On May 6th, 1937, the Hindenburg burst into flames over the Lakehurst, NJ Naval Base, after completing a successful trip across the Atlantic. 35 of the 97 passengers (and one of the ground crew) were killed. The Hindenburg itself was a total loss, and the popularity of airships never recovered after the accident.
The loss of 36 lives and the loss of the Hindenburg were both caused by the fire aboard. The loss of popularity of airships was caused by both the loss of the Hindenburg, and by the loss of lives. The next question to ask is “Why did the fire occur?”
For the Hindenburg, this is where things start to get interesting. There are three separate theories about why the fire started. There are people who believe very strongly in each. Luckily for us, the beauty of the Cause Map form of a root cause analysis is that we can use it even if we haven’t determined which theory is correct.

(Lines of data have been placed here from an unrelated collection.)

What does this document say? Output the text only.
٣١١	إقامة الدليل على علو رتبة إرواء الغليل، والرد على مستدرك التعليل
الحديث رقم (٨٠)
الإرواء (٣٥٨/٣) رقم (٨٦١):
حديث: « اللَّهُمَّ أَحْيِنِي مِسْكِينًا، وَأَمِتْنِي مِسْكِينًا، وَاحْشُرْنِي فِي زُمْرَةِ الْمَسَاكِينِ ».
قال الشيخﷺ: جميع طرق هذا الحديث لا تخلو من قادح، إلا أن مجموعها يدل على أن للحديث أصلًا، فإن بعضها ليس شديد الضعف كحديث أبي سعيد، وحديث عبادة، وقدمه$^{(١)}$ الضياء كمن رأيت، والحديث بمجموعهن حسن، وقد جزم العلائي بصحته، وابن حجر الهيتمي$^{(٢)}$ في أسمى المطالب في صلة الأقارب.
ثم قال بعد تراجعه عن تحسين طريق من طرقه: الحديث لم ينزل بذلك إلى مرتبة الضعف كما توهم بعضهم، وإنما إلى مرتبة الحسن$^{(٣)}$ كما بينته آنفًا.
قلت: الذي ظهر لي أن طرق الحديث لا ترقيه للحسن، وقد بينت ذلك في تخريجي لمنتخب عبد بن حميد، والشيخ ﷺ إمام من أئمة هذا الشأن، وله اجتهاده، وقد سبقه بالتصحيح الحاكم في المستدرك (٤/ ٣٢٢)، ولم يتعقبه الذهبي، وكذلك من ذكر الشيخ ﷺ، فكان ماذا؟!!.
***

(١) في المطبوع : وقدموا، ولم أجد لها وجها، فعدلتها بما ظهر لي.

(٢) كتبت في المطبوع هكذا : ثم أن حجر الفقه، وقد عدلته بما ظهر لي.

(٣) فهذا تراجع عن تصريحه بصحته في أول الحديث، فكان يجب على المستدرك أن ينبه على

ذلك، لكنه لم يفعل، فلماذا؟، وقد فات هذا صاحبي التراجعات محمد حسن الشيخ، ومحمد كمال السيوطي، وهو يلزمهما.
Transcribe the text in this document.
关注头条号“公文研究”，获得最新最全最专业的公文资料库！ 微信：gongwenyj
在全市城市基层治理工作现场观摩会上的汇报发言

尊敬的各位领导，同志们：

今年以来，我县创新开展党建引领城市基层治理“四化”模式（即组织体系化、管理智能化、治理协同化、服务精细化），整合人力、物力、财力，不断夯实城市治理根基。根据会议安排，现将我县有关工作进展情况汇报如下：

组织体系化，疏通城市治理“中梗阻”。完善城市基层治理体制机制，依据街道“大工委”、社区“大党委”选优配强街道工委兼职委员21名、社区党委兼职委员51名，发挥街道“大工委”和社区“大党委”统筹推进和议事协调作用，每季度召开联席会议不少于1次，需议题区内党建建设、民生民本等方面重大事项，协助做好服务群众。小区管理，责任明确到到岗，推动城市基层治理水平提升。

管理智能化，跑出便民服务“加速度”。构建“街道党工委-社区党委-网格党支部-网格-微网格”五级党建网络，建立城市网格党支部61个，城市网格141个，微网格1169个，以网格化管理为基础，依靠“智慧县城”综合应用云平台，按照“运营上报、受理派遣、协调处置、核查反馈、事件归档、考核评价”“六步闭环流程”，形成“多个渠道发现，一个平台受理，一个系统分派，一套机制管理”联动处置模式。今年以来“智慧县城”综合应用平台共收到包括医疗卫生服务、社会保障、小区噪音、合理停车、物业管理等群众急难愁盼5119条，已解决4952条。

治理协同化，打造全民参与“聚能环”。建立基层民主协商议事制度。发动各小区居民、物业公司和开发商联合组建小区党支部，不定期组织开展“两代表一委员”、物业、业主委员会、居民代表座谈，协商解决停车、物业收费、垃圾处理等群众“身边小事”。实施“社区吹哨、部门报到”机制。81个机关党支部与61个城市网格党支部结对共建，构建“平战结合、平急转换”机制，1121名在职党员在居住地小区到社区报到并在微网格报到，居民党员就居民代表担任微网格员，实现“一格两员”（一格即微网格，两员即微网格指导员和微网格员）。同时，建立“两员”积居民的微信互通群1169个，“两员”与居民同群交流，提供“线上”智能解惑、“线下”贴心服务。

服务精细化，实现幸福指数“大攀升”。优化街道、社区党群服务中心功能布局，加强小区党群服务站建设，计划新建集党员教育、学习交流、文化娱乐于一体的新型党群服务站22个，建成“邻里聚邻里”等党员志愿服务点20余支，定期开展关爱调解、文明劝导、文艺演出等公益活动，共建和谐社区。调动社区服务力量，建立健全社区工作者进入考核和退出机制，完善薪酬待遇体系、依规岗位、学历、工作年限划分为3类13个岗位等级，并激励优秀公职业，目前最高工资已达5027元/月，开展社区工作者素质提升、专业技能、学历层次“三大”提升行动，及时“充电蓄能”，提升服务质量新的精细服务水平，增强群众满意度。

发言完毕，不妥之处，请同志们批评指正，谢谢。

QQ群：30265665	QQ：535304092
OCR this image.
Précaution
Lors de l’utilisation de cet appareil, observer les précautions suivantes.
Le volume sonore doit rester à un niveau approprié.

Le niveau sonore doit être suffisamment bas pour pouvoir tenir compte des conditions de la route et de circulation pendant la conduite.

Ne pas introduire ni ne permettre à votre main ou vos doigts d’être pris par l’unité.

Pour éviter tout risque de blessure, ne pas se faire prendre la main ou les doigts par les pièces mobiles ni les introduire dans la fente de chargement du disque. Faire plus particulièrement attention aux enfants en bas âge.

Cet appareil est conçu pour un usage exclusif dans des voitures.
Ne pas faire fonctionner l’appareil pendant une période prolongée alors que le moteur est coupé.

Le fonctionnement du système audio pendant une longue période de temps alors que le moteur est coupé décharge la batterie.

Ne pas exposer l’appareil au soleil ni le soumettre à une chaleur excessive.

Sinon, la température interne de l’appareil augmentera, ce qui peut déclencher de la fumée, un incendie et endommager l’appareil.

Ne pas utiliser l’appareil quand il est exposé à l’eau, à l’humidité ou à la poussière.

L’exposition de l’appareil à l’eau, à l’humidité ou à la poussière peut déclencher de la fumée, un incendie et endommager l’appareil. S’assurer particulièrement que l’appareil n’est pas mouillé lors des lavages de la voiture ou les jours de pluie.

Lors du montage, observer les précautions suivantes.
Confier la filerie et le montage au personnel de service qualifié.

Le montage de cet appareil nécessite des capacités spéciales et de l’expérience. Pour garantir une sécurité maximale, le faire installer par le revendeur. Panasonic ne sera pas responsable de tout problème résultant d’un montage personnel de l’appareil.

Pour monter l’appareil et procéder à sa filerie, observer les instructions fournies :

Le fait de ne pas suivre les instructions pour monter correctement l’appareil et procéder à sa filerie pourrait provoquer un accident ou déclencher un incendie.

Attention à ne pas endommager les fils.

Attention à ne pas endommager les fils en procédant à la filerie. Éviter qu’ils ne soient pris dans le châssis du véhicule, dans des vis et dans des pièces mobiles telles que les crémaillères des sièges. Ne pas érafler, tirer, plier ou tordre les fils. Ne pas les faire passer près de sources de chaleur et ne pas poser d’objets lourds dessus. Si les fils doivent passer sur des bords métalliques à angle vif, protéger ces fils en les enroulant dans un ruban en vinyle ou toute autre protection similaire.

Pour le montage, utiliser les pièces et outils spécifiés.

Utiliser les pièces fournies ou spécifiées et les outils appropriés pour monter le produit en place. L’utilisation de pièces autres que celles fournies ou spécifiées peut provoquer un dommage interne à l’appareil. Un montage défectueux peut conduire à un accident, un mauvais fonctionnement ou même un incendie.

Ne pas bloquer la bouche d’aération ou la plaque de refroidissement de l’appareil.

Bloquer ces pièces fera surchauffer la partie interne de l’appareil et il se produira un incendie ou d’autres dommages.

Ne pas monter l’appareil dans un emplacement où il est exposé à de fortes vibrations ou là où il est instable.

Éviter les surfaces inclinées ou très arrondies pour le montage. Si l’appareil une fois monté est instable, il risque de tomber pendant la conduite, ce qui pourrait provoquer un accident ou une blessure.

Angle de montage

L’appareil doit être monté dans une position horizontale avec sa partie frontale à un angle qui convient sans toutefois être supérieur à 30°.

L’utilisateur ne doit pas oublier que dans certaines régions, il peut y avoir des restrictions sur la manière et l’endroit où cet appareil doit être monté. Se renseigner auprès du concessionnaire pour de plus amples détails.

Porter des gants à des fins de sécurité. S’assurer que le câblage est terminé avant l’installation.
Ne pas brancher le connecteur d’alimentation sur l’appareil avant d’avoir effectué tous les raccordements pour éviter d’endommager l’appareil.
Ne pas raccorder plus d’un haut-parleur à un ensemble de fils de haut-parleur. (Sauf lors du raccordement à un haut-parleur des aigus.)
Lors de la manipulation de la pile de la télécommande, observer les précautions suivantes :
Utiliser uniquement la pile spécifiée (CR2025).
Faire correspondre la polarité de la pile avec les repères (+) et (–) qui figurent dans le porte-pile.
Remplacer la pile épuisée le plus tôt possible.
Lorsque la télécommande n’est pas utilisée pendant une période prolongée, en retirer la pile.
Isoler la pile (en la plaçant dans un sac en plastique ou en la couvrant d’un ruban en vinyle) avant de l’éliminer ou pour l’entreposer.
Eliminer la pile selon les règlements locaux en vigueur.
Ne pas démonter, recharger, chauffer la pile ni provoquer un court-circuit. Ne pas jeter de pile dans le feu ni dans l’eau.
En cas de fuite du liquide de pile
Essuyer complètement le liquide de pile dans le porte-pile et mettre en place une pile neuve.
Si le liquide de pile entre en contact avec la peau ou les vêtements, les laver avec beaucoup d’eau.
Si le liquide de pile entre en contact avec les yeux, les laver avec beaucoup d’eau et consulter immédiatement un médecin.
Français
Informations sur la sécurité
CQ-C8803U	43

The first theory is that the fire started from sabotage. Because the Hindenburg was frequently used as a Nazi propaganda tool, some thought it was almost too easy of a target for sabotage from anti-Nazi activists (who included in their number the designer of Hindenburg, Dr. Hugo Eckener.) There was even a “suspicious” character who survived the crash, a German acrobat living in America. However, eventually the FBI dismissed the idea of sabotage as a “red herring.”
Another theory is that the fire began when static electricity ignited the flammable cover of the airship. The major proponent of this theory, Dr. Addison Bain, has run tests on pieces of the Hindenburg cover preserved from the wreck site. (This was not until 1994.) He has also found supporting evidence from historic records of the Zeppelin company.

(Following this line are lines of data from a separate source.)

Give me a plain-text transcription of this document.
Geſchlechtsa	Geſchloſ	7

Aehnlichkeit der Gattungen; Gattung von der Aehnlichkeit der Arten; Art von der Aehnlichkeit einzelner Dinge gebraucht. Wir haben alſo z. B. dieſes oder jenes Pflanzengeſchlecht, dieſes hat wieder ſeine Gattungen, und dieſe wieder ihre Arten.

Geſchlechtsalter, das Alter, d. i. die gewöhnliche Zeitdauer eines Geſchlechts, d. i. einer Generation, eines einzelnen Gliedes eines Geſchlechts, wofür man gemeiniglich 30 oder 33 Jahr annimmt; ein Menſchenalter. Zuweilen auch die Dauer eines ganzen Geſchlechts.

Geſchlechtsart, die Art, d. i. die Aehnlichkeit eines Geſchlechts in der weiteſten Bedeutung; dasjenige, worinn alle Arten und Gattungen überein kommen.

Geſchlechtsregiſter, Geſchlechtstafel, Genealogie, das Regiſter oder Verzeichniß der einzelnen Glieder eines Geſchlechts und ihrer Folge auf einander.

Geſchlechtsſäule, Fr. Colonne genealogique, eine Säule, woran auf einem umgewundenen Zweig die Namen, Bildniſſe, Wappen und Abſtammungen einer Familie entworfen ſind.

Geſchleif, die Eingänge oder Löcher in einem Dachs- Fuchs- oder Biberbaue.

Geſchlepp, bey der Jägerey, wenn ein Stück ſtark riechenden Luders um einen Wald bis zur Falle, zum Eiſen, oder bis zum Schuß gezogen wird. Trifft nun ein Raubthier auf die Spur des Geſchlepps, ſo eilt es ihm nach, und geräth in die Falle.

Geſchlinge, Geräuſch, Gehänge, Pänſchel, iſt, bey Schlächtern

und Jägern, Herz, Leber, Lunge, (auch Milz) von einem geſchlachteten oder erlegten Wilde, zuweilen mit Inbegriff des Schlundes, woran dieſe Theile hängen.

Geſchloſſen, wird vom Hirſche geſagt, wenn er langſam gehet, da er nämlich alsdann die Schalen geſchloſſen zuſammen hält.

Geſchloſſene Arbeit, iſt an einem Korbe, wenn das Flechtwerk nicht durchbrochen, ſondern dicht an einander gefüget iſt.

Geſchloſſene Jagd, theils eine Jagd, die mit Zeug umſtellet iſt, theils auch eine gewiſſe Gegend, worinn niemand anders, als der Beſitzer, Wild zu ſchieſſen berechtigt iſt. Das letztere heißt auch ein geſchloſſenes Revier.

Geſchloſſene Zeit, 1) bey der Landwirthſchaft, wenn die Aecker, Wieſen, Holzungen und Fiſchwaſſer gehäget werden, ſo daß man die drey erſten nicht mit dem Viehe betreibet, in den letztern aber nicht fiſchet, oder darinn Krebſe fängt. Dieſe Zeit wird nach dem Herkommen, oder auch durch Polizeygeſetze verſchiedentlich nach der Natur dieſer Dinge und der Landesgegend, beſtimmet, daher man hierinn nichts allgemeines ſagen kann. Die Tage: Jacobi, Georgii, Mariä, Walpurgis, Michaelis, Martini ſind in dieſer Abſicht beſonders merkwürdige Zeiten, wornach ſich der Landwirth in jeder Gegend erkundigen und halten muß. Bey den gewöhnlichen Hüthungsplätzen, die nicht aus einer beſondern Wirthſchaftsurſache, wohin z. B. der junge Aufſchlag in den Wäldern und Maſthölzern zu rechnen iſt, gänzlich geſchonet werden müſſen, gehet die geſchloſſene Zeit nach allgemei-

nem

The other theory is that static electricity ignited a flammable hydrogen-oxygen mixture. This was the original cause attributed to the disaster by the U.S. Department of Commerce’s root cause analysis investigation after the crash. There are also people who claim that Dr. Bain’s theory is physically impossible, and do not specifically champion a cause, but treat this one as the most likely.

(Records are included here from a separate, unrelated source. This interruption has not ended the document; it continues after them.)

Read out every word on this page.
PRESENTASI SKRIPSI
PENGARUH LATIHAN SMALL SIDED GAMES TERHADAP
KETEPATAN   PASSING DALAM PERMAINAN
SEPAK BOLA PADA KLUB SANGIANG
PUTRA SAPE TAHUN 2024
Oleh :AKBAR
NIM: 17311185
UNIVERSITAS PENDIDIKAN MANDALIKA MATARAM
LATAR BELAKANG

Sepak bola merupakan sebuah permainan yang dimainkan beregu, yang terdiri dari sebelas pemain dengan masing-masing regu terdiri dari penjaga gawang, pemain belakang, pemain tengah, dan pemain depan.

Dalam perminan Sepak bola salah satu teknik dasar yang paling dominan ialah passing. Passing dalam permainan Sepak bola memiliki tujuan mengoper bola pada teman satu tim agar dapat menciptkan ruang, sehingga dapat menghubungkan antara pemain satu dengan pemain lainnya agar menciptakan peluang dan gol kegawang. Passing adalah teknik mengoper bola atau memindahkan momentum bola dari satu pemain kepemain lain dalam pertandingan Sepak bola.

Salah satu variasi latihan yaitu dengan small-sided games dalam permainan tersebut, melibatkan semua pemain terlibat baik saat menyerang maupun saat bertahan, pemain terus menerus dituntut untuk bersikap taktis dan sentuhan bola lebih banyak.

Note that we’re not espousing a theory – we are just recording all of the possibilities. Once we have done that, the Cause Map allows us to find solutions for any potential causes. Once we have all the theories mapped out, we can use the Cause mMp as a resource to determine the solutions that are most helpful, or continue our root cause analysis investigation to determine which causes are most likely.